5 Features to Consider When Evaluating Data Catalogs
As organizations learn to deal with information overload, they are finding that it isn’t so much the volume of the data that is the problem, it’s their ability to find the data they need and use it effectively
While a data catalog can make it easier to find, understand, and establish trust in data, not all data catalogs are created equal. Beyond just providing a data inventory that helps you trust your data, they can help you achieve unprecedented insights into the behavioral context of your users. Though data catalogs have a lot of benefits, there are many considerations to keep in mind when determining which catalog is right for your organization.
Understanding behavioral context
Context is king in understanding the data you have in your organization. Deriving meaning from your data is a function of the ability to enrich data with context, understand the behavioral context of your data, and make the data accessible to everyone in your organization. A typical data catalog pulls in all of the metadata associated with these data assets, providing additional context.
By definition, a data catalog inventories everything from tables, queries, and schemas to business intelligence (BI) workbooks, articles, conversations and more, as well as provides a capability to query that data from within the data catalog. Additionally, a data catalog may provide the ability to annotate and rate the value of the data.
Here are five things to consider when choosing a data catalog:
In order to derive the most insight from your data, you’ll need to have usage information around top users, popular schemas/tables/columns, and joins/filters that harness the power of the community for data curation. Much of this information can be crowdsourced, just as in consumer catalogs. Look for a data catalog that leverages the lessons learned from Yelp, giving end users the ability upvote/downvote data assets and a sense of where the data came from, indicating whether or not it can be trusted. Wikipedia’s ability to be self-documenting, improving the quality of sourced data over time, can also help you achieve more trust in your assets. While Pinterest and YouTube provide a method for saving and sharing a list of items with like-minded individuals.
Data curation is the process of managing data in a way that enables data discovery and retrieval, helps maintain data quality, allows users to derive insights, and provides for re-use across a broad spectrum and number of users.
- Native Integrations (BI & Data Sources)
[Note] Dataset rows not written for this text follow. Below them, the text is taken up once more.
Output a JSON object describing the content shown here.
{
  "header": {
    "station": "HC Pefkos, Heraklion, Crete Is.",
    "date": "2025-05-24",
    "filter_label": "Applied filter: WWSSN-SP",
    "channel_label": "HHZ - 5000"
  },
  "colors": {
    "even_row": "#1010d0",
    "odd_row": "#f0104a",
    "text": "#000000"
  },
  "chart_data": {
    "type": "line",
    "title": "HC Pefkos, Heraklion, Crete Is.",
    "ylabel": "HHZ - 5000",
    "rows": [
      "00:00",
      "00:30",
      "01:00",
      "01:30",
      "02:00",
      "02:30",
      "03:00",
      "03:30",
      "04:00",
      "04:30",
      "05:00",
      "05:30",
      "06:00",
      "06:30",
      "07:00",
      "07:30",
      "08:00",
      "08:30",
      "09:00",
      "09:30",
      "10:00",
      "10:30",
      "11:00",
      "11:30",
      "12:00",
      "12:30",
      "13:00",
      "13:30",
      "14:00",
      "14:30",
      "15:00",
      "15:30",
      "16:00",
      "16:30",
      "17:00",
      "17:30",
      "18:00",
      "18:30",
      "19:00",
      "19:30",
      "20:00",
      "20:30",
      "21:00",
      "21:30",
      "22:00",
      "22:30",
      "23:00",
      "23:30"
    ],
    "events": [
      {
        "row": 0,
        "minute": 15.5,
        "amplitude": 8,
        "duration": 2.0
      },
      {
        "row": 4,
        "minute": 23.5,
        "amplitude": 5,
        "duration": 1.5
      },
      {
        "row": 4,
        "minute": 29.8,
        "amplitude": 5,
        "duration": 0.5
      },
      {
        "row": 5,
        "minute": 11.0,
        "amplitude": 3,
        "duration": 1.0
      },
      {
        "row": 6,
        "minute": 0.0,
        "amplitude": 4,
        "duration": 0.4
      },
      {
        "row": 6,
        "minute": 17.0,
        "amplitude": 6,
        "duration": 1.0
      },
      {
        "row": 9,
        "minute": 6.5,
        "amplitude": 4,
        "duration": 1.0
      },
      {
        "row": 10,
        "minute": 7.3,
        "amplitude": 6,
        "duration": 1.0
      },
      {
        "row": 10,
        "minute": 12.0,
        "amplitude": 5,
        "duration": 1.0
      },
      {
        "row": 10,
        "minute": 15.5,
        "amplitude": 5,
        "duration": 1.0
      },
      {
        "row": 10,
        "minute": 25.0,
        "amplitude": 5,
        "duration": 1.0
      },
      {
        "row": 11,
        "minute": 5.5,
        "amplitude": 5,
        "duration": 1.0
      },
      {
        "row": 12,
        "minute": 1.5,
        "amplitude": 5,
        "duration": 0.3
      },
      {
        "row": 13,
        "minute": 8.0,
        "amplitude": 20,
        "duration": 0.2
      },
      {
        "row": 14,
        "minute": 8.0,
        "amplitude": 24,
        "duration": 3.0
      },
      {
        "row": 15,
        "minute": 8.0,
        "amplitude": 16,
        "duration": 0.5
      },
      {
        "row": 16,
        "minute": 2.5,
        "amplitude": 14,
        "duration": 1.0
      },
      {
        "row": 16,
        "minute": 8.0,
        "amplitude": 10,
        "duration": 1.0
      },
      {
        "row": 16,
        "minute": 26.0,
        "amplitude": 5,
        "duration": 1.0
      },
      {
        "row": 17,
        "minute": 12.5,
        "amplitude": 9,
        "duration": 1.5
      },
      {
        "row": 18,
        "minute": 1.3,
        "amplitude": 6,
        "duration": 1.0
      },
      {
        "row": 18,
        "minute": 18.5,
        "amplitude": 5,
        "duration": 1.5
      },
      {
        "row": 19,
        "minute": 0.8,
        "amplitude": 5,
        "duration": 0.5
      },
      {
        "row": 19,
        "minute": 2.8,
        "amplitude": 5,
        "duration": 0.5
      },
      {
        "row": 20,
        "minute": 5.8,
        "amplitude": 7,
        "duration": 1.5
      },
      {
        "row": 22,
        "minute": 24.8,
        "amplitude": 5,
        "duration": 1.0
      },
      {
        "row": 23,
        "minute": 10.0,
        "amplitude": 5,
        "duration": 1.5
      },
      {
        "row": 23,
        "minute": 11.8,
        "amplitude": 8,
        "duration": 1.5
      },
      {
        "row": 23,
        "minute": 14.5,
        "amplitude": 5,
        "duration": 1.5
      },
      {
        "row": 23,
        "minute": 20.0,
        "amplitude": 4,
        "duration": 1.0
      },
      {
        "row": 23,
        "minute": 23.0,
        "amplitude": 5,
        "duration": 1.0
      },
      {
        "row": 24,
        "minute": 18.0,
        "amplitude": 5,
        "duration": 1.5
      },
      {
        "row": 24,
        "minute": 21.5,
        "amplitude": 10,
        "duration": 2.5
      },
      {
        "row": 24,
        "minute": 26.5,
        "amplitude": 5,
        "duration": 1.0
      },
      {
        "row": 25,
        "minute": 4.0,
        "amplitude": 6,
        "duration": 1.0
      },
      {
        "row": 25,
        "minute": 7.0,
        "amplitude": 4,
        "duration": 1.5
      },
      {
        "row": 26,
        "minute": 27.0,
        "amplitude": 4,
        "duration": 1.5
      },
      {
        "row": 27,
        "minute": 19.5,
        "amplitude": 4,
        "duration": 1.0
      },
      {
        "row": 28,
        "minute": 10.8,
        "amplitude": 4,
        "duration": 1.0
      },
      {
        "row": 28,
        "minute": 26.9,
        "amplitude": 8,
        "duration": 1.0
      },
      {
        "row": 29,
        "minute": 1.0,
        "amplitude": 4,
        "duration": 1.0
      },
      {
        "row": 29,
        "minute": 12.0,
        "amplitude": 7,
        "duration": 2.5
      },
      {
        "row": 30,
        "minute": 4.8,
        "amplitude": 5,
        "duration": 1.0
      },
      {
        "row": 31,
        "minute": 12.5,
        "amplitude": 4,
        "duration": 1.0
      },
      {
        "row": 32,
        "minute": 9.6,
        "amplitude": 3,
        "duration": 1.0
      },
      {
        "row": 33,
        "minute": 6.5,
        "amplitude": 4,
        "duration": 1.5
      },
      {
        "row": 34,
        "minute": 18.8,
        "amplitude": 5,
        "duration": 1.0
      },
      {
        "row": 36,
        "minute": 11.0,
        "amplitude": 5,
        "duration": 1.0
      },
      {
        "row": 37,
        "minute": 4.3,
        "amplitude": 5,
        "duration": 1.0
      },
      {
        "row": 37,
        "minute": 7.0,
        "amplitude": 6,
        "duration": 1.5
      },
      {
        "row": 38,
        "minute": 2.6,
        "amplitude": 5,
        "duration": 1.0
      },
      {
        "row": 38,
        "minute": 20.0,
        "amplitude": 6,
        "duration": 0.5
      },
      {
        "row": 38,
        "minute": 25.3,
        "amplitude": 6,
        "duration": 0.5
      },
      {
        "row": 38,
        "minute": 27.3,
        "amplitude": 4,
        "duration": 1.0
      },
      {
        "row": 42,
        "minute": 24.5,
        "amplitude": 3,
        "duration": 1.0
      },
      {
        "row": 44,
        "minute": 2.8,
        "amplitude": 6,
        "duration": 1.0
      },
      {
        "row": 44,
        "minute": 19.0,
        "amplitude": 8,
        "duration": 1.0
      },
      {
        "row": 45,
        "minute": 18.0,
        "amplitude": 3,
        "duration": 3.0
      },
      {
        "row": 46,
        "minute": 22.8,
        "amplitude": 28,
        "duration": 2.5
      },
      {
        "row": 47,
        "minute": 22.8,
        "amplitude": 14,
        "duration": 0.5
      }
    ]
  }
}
Today’s organizations are challenged with having to keep up with what can sometimes feel like an overwhelming number of data sources. Your data may be coming from a data warehouse, a data lake, or any number of additional inputs. A data catalog can normalize all of these sources and provide a single source of reference for all of your enterprise data, creating an inventory of your data and a single place to access all of your data assets.
A data catalog should also be able to connect to the business intelligence (BI) tools you are using. Make sure that the data catalog you choose has native connectors built into the platform and supported by the platform itself. Otherwise, you’ll be stuck integrating, testing, and validating these integrations yourself. Native integration means that there are no additional tools required to setup, maintain, or ensure compatibility with different versions. Support comes from a single vendor and there is typically no additional cost to add integrations.
The ability to connect to these sources and ingest data is the bare minimum needed. Support for native workflows and tight integration between products is essential and you should consider whether the data catalog provides additional features such as the ability to surface error notifications or provide lineage.
- SQL Query Log Analysis
Part of the context that a data catalog can provide comes from the ability to parse a usage log and track the behavior of people that are accessing the data sets. At a bare minimum a data catalog should provide metrics as to how many times a data set has been queried and by whom. Ideally, you’ll choose a data catalog that provides behavioral statistics such as which schemas, tables, columns, filters, joins and queries are the most popular. Some data catalogs also surface machine learned usage patterns along with the technical metadata to provide a more complete picture. Look too, for the ability to trace the lineage of the data. Lineage is important because it can show you all of the steps in the data pipeline that might have an impact on analysis. the ability of a data catalog to add lineage can contribute greatly to the speed and accuracy of the analysis.
- Simple SQL Access
In order to enable self service analytics for business users, it is necessary to provide them with tools that don’t require a lot of training or technical knowledge. A modern data catalog lets users immediately begin to write queries in Standard Query Language (SQL) and can make “smart suggestions” that guide users to the best filters and joins, popular columns, and more. Data analysts or stewards can write and save queries for use by less technical users. scaling data discovery across an organization.
- Search and Discovery
One of the intended goals of any data catalog is to make it easier for users to derive insights from their data. Data discovery is more valuable when it is available to everyone in an organization who needs to work with data. When a data catalog is developed as an add-on to an existing governance product, it may lack the ability for business users to get the true benefits of data discovery. Data discovery may be limited to users that are in governance roles rather than the rank and file users that are performing self service analytics. A modern data catalog doesn’t just support compliance, it enables governance-for-insight, a more agile approach that doesn’t limit users.
As organizations learn to deal with information overload, they are finding that it isn’t so much the volume of the data that is the problem, it’s their ability to find the data they need and use it effectively. A data catalog solves these problems and others by providing a single point of reference that allows everyone from chief data officers and data stewards to less-technical business users to collaborate on data. A crowdsourced, grassroots approach to data governance is a perfect fit with the move to self service analytics enabled by visualization and BI tools.